I do not know what the politics are between Gilead and the FDA.

The other possible concern is potential carcinogenicity; a study in rats found an increase in mammary tumors associated with subcutaneous administration of cidofovir. This did not prevent approval of the injected drug, but if the gel were approved for acyclovir-resistant herpes, there may be concern at the FDA that it might be used much more broadly. People might start choosing it instead of acyclovir to treat less serious herpes, and the FDA may have concerns about possible long-term risk.

Drug-resistant herpes in advanced AIDS is a miserable disease. For these people, going to the bathroom can be excruciating. This drug works in drying up the lesions; in some cases there was complete healing. You do not see that in the natural history of this disease, or in the placebo group. So the drug works. And since there was no down side, I cannot imagine why it would not be approved.
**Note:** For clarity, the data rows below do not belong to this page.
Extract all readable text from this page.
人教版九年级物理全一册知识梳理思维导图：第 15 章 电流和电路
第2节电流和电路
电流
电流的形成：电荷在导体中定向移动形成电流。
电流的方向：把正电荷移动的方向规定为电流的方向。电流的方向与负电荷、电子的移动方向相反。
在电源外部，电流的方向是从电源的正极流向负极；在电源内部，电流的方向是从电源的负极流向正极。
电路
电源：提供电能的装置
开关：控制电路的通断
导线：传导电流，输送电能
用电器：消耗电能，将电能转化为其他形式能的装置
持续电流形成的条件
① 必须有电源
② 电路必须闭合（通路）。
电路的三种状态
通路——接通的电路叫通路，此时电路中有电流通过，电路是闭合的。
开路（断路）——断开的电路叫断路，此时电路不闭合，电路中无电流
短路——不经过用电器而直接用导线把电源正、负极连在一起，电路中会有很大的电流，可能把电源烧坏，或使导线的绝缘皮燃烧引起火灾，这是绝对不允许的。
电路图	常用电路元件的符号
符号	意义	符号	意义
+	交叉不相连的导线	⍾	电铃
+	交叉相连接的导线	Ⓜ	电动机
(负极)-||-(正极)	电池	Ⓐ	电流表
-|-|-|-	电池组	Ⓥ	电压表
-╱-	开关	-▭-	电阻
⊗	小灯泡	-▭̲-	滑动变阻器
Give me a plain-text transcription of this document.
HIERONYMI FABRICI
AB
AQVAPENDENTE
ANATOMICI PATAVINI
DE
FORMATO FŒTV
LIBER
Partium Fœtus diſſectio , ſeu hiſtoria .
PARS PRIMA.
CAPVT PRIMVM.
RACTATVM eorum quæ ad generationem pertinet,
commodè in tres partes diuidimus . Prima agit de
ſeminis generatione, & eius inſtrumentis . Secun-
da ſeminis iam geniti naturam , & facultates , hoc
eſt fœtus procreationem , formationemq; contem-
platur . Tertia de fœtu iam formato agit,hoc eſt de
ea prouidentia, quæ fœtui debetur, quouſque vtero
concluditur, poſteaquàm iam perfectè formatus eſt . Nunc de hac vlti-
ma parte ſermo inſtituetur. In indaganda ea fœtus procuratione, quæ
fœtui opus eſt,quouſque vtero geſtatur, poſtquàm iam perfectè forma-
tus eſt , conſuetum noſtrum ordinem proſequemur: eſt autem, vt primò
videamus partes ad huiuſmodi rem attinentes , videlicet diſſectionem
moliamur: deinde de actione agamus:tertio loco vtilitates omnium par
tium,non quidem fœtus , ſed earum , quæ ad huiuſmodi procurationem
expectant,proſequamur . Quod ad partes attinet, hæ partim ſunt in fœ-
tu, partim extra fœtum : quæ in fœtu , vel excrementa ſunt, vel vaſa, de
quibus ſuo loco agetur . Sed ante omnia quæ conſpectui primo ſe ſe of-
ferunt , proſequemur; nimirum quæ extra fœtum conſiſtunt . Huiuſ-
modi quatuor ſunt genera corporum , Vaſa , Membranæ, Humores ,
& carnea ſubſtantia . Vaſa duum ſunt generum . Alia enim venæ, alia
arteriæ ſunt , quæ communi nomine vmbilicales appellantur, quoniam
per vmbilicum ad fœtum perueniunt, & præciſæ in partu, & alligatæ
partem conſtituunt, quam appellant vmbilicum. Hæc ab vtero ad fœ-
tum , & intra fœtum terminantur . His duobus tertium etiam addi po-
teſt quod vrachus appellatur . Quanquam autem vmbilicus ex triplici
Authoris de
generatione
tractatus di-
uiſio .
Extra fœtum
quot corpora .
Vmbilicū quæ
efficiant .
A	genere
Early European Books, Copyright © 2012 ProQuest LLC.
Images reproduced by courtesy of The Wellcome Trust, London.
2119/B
It is a shame that the needs of these patients are not being given appropriate consideration.

References

1. Lalezari J, Schackter T, Feinberg J. and others. A randomized, double-blind, placebo-controlled trial of cidofovir gel for the treatment of acyclovir-unresponsive mucocutaneous herpes simplex virus infection in patients with AIDS. The Journal of Infectious Diseases. October 1997; number 176, pages 892-898.